Awal mula Lulut Sri Yuliani bergelut dengan tanaman mangrove terjadi sejak awal tahun 2000. Sebelumnya ia merupakan seorang tenaga pengajar bahasa Jawa sekaligus menjabat sebagai kepala sekolah di SMK Panglima Sudirman dan SMPK Prapanca 2 Surabaya. Namun saat krisis moneter menyerang Indonesia dan muncul gelombang reformasi politik, ibu satu putri ini pun dilanda krisis hidup yang luar biasa. Tubuhnya lumpuh karena aliran darahnya tak normal. Ia pun menghentikan segala aktifitasnya.
Singkat cerita, mukjizat terjadi. Lulut dinyatakan sembuh. Sejak itulah dia bertekad membaktikan hidupnya untuk kepentingan masyarakat dan konservasi lingkungan. Di tahun 2007, sebagai Ketua Forum Peduli Lingkungan (FPL) Kecamatan Rungkut, dia total berdedikasi untuk lingkungan dan masyarakat.

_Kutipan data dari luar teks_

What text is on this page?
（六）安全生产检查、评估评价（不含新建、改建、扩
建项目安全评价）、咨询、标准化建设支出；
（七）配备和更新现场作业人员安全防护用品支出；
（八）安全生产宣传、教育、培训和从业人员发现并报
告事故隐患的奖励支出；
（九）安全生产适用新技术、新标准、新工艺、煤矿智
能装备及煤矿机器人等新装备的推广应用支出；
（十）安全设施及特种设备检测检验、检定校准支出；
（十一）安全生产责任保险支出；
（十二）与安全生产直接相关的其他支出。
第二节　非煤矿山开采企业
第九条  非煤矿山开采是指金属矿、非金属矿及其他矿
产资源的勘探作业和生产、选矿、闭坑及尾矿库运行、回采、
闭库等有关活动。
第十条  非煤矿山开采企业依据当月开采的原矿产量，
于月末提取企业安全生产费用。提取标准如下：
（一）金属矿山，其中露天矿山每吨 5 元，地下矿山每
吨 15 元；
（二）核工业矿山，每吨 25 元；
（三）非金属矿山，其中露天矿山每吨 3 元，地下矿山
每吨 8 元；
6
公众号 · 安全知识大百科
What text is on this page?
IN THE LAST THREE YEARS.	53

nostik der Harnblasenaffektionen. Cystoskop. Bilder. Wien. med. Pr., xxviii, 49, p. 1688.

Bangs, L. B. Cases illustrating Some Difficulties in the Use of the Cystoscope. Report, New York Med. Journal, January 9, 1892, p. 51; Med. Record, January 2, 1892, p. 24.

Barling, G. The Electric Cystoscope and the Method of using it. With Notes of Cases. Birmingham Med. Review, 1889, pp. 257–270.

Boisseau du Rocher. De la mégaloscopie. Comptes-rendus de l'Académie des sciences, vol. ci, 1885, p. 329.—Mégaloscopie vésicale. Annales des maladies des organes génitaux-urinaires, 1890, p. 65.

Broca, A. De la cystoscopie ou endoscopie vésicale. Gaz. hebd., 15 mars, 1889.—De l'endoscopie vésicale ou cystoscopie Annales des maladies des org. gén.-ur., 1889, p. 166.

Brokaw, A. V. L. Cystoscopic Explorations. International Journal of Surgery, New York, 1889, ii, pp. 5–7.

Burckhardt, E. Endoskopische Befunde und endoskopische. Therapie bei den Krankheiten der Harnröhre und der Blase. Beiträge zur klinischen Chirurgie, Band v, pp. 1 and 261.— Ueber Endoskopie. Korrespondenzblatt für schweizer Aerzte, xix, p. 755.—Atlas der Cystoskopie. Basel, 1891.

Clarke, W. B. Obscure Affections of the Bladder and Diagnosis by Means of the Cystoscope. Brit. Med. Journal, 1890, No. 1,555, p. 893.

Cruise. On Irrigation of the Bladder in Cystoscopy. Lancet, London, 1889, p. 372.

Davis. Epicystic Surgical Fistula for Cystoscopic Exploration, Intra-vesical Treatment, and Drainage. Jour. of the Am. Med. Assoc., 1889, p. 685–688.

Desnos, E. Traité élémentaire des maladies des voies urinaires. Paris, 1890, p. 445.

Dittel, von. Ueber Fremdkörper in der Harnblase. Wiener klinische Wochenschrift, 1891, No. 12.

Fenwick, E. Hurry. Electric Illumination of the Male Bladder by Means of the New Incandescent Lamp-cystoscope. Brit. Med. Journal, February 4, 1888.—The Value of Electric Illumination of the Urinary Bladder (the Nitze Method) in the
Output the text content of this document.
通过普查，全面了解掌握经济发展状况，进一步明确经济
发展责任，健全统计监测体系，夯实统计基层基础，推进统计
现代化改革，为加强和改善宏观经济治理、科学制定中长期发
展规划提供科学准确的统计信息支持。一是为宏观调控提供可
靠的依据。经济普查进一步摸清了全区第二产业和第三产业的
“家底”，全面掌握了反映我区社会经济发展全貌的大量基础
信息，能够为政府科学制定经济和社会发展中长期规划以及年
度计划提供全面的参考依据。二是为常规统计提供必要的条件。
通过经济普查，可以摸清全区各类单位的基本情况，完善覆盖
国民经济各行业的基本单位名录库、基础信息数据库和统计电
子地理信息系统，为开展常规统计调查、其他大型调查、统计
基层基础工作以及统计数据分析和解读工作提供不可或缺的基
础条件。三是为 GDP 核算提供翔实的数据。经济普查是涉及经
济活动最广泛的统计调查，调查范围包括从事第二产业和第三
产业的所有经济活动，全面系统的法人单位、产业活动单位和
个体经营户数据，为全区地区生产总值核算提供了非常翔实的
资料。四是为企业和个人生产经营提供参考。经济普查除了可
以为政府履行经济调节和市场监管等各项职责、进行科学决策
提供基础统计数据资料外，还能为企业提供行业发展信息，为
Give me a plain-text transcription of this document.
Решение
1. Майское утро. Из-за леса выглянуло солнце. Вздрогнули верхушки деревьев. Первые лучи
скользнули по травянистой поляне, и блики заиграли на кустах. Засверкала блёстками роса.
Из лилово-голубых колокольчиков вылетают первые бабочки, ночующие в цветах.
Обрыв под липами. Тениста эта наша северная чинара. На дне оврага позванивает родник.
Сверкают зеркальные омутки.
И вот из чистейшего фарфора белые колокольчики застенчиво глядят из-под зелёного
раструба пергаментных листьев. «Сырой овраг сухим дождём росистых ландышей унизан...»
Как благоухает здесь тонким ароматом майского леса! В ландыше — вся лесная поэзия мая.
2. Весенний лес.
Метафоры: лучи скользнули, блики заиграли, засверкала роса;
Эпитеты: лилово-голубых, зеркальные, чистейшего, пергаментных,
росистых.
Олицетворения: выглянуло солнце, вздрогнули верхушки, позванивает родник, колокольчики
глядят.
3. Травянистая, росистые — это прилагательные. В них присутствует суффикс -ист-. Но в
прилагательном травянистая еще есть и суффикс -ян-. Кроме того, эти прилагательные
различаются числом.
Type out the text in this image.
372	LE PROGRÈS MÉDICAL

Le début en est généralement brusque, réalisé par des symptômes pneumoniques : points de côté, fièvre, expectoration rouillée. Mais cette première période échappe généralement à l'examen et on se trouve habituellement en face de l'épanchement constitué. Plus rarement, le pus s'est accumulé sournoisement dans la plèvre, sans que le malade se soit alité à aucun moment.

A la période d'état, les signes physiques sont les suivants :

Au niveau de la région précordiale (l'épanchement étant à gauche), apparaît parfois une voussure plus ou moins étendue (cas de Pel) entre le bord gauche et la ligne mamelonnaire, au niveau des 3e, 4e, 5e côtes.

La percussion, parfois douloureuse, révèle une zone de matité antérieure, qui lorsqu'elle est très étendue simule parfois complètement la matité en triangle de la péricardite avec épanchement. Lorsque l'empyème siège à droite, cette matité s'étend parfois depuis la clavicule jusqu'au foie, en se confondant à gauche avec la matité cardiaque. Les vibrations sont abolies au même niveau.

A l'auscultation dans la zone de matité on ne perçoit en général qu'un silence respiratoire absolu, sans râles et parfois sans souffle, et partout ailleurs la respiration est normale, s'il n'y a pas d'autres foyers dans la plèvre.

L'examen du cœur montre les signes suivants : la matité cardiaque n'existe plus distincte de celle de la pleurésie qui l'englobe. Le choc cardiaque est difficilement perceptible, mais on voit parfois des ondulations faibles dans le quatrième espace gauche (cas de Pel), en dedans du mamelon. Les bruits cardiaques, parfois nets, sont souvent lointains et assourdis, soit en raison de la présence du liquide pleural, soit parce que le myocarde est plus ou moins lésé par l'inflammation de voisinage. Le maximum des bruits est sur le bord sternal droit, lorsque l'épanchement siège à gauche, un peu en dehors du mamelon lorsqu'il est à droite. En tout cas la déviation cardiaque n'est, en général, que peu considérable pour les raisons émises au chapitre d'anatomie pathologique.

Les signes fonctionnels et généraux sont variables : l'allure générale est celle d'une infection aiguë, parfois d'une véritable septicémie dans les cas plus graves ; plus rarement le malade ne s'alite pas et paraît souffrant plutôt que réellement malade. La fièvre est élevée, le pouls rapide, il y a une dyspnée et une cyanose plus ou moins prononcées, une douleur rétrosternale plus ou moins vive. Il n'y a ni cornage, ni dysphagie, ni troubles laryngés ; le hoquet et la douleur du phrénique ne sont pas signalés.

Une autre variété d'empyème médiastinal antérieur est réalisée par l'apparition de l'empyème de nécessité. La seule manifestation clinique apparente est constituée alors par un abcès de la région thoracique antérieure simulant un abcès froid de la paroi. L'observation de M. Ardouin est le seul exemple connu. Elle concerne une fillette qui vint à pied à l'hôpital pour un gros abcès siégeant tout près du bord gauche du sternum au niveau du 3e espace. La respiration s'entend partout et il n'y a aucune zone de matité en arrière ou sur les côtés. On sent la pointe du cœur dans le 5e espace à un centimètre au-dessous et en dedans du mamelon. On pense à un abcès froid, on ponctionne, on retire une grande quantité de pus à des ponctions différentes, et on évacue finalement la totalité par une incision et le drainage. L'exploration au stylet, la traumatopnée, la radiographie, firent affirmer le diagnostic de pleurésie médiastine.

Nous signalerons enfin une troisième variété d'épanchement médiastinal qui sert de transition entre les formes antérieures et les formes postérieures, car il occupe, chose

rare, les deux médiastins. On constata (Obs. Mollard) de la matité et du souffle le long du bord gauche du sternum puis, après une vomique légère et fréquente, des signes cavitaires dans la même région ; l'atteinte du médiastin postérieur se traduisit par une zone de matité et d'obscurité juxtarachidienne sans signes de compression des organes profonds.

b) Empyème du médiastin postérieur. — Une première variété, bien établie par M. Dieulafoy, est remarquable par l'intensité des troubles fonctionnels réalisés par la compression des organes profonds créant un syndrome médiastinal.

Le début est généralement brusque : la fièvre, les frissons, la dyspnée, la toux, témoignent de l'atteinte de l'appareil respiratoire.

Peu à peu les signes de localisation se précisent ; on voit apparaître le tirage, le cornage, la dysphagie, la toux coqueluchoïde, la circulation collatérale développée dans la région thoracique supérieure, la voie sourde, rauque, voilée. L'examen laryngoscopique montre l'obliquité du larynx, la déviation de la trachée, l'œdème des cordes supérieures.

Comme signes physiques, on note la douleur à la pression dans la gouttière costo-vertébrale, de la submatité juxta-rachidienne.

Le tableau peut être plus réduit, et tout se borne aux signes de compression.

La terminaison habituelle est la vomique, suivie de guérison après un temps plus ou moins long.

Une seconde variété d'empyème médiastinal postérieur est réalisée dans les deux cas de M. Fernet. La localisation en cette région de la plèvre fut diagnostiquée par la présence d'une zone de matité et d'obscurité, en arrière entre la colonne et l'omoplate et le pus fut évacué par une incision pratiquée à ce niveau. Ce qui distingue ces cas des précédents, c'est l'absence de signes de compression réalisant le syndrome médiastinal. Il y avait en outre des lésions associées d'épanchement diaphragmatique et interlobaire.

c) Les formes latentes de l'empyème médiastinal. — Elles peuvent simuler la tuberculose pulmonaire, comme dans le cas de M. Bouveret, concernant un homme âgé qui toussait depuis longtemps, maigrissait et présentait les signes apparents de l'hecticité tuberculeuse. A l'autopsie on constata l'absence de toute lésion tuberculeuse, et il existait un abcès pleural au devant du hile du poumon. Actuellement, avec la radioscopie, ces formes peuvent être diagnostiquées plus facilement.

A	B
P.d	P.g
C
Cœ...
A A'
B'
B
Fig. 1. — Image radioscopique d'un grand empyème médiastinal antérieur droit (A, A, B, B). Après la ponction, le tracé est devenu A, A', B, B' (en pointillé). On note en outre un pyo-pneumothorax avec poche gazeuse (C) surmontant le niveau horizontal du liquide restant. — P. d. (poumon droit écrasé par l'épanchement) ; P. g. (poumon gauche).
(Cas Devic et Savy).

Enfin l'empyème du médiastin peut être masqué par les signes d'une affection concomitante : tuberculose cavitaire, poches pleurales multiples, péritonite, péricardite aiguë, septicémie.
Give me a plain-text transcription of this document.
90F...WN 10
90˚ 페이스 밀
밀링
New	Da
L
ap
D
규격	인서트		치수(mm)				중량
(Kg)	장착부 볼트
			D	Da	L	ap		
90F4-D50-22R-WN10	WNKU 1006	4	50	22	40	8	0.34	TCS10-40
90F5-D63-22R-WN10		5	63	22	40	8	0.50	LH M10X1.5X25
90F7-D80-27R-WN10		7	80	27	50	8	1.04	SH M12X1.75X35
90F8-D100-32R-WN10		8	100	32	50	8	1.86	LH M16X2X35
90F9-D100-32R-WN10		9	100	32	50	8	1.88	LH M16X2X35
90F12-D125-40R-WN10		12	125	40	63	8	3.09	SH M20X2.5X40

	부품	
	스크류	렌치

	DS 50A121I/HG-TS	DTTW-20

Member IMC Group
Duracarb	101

Dari sinilah dia berjumpa dengan tanaman mangrove sebagai tanaman unggulan di Rungkut.
Tak lama kemudian, Wali Kota Surabaya pada saat itu yakni Bambang DH memberinya sebuah buku tentang budidaya dan pemanfaatan mangrove. Mulai dari sinilah dia mulai menekuni dunia mangrove.
Selain batik mangrove, Lulut bersama UKM binaannya membuat aneka macam produk berbahan dasar mangrove. Ada Sirvega (sabun cair mangrove dan toga) yang khusus untuk mencuci kain batik. Ada juga Weruh Bekul, minuman penghangat dan pelancar peredaran darah dari bakau.
Sejak UNESO mengakui batik sebagai world heritage, kesibukan Lulut pun semakin bertambah. Ia harus wira wiri ke sejumlah instansi pemerintah dan swasta untuk mengurus mulai dari hak paten, pelatihan batik, persiapan pameran, hingga melayani batik pesanan konsumen.